Da allora non sono stati applicati microinfusori impiantabili in pazienti nuovi. I dispositivi rimasti sono conservati per le sostituzioni necessarie nei pazienti che hanno già un microinfusore impiantato, e per loro si continua a produrre l'insulina particolare. Si stanno sviluppando nuovi sistemi impiantabili, ancora in fase di ricerca clinica, ma nessuno di essi è disponibile sul mercato in questo momento, per il pubblico generale [9].
A chi può servire un microinfusore impiantabile?
Il microinfusore impiantabile si rivolge a un gruppo ristretto di adulti con diabete di tipo 1 [10]. Sono pazienti che non raggiungono un controllo accettabile con l'insulina somministrata per via sottocutanea, anche se usano correttamente un sistema automatizzato e hanno un'educazione terapeutica di buona qualità [11].
Le situazioni tipiche sono:
- oscillazioni grandi e difficili da spiegare della glicemia [10];
- ipoglicemie gravi ripetute, con perdita dei segni di allarme [12];
- assorbimento scarso o irregolare dell'insulina dal tessuto sottocutaneo [10];
- malattie gravi della pelle che interferiscono con l'assorbimento dell'insulina dallo spazio sottocutaneo [10].
Se stai pensando a questa opzione di trattamento, devi essere disposto ad accettare l'intervento per applicarlo, quello per rimuovere il microinfusore ed eventuali nuovi interventi se serve [4]. Dovrai anche presentarti alle visite programmate, solo nel centro in cui il microinfusore è stato applicato (non puoi andare altrove). La decisione si prende insieme a un'équipe medica specializzata, il cui parere pesa più del solito [10]. Il microinfusore impiantabile non è al momento un'opzione adatta ai bambini.

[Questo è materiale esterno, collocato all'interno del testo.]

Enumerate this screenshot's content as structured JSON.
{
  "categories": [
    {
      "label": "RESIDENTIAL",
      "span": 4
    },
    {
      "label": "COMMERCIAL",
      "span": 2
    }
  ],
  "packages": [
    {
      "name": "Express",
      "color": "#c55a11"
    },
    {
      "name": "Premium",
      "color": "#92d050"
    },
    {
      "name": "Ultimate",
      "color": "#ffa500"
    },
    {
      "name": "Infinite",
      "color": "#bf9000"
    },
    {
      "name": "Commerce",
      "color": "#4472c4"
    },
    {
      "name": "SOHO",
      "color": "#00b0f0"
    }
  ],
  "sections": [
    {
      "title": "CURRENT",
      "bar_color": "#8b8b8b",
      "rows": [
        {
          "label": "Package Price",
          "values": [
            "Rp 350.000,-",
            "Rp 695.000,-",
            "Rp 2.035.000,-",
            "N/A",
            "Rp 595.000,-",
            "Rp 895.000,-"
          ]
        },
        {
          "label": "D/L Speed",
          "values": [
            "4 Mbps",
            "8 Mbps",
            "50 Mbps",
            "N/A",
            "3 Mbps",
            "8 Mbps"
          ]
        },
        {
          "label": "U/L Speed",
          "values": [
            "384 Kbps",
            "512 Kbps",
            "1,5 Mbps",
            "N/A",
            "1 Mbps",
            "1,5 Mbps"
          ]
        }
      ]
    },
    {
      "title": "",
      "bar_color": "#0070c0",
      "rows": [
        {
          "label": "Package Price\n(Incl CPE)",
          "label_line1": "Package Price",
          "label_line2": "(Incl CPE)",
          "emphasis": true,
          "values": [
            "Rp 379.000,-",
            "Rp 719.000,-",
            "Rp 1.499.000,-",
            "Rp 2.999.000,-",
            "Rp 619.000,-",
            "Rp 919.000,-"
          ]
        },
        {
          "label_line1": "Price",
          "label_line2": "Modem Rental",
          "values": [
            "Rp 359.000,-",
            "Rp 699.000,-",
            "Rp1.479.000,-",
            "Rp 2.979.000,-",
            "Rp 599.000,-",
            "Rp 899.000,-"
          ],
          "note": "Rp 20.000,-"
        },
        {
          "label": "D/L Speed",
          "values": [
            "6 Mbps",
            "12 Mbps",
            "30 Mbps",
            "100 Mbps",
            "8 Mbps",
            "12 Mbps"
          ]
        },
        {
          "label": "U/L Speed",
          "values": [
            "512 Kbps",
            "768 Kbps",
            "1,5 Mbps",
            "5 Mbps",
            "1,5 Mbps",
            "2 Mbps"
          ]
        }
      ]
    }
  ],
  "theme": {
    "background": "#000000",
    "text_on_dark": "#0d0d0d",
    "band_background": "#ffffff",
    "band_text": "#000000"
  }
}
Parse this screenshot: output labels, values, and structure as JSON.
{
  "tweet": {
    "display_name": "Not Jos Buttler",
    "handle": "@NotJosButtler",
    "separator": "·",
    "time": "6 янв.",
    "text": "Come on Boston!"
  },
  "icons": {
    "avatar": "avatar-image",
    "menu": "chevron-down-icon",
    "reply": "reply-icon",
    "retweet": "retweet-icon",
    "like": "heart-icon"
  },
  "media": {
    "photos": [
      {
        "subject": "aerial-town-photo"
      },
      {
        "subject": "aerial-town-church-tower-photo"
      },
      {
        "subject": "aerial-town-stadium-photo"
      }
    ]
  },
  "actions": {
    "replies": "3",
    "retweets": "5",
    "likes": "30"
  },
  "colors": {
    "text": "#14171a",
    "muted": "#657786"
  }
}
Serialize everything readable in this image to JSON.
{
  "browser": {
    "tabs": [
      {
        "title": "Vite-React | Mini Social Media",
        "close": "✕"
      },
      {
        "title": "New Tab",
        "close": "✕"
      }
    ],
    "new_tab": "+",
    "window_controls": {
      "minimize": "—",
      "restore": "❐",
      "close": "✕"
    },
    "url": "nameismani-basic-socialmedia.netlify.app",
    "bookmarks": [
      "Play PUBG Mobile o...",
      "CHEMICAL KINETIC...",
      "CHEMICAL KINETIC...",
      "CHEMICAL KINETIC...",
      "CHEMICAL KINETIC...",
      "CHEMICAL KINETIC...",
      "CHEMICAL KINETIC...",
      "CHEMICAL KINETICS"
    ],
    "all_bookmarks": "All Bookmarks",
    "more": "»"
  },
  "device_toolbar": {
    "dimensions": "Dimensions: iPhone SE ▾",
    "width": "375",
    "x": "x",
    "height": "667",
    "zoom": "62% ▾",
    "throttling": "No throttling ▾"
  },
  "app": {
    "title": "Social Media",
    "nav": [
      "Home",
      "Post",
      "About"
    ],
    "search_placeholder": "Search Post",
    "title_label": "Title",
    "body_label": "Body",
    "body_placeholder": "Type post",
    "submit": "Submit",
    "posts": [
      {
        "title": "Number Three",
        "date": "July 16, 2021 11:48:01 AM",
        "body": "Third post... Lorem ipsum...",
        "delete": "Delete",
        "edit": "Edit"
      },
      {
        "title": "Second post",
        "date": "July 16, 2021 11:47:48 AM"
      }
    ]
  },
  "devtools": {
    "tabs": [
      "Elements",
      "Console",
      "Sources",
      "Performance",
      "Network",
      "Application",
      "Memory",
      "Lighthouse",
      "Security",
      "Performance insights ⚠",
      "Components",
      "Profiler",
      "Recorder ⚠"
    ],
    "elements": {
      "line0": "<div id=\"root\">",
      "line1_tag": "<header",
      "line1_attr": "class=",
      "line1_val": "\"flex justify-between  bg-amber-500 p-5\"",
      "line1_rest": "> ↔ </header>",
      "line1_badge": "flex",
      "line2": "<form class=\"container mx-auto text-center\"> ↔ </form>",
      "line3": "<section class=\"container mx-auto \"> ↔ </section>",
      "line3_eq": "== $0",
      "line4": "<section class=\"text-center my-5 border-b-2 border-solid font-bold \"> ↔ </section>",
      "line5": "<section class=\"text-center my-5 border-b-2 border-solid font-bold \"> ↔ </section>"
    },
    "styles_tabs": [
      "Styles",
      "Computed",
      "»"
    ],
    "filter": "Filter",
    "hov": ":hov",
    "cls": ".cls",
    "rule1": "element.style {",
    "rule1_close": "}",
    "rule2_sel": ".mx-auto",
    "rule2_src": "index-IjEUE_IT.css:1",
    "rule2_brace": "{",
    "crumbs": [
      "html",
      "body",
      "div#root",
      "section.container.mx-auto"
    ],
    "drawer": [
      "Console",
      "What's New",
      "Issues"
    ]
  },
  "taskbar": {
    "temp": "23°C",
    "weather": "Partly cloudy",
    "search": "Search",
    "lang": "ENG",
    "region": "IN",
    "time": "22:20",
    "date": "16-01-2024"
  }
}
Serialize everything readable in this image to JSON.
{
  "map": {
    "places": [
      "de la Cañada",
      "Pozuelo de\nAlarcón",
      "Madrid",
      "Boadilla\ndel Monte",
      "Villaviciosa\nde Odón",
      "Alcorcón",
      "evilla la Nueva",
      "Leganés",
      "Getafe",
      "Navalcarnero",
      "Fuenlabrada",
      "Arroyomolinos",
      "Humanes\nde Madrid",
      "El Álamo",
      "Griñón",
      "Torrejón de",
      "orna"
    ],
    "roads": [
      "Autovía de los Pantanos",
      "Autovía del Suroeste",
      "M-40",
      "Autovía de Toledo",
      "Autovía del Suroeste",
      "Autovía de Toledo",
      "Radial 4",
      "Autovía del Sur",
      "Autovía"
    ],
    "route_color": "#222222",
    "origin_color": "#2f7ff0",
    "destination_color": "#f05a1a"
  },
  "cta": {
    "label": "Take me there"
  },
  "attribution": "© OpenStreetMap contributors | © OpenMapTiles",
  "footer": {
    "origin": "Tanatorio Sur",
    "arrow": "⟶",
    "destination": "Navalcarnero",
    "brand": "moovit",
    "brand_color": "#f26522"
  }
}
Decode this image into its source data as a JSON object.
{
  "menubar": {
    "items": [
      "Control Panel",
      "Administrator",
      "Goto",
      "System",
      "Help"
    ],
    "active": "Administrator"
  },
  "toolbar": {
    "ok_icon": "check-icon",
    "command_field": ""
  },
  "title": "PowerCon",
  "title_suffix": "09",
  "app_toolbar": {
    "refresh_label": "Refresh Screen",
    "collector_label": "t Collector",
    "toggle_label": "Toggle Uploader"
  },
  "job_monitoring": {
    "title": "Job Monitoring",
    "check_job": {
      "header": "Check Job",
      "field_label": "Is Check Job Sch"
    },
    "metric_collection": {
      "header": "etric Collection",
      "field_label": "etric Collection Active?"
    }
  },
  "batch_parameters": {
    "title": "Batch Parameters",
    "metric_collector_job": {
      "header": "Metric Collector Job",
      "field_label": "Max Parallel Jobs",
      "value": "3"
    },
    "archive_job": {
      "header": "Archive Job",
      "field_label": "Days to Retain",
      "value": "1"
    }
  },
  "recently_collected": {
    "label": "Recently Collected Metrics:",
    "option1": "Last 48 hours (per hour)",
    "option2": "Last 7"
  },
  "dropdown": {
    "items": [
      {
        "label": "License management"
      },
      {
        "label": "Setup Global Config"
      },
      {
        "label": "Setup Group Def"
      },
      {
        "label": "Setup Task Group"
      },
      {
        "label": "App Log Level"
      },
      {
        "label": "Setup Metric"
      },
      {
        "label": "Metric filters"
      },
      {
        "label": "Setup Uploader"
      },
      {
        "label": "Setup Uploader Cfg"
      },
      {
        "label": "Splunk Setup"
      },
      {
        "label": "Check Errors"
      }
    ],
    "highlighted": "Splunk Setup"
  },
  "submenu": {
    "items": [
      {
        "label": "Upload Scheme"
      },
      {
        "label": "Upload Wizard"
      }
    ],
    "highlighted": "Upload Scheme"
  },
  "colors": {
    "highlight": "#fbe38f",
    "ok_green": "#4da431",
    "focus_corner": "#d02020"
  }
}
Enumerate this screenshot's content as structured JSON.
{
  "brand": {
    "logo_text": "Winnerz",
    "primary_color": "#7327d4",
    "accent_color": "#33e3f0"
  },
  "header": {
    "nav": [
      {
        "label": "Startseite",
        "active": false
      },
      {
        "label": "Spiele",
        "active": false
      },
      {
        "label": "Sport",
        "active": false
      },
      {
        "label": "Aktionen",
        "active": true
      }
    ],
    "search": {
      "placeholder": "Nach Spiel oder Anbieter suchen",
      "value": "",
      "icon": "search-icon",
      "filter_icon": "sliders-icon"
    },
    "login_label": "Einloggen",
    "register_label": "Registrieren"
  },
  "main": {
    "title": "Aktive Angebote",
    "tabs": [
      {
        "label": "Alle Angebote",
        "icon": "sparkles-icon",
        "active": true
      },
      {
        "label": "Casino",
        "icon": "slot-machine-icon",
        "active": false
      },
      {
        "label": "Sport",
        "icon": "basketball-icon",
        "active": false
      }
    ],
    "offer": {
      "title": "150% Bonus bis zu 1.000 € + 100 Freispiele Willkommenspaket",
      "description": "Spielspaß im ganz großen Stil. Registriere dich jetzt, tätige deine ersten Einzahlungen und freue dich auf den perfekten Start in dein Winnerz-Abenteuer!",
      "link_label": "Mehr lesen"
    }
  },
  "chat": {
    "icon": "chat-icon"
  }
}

Quanto dura un microinfusore impiantabile prima di doverlo sostituire?
La durata del microinfusore è data dalla batteria. La batteria è sigillata dentro il dispositivo, non si ricarica e non si cambia separatamente. Quando si scarica, si sostituisce tutto il microinfusore, con un nuovo intervento [1].
In pratica, metà dei pazienti sostituisce il microinfusore nei primi 4-5 anni, qualunque sia il motivo [4]. La sola batteria è progettata per durare 7-10 anni, e i modelli più recenti hanno avuto meno guasti di quelli vecchi [1] [2].
Quando si cambia il microinfusore, il catetere nella cavità peritoneale può spesso restare in sede e viene ricollegato al microinfusore nuovo. Una sostituzione anticipata può avvenire se compare un guasto tecnico, con un'infezione della tasca sottocutanea o con l'ostruzione del catetere [4]. Un'infezione della tasca si manifesta all'esterno con rossore, gonfiore o dolore sopra il microinfusore, a volte con febbre, mentre un guasto del microinfusore si manifesta prima di tutto con una glicemia alta senza spiegazione. Avvisa lo stesso giorno il centro che ti ha applicato il microinfusore, perché l'insulina potrebbe non arrivare più nel tuo corpo. Se compaiono vomito, difficoltà a respirare o sonnolenza, vai subito al pronto soccorso.
Conclusioni
- Il microinfusore impiantabile è un disco di circa 8 cm, applicato chirurgicamente nella parete addominale, senza alcuna parte visibile sulla pelle [1] [2].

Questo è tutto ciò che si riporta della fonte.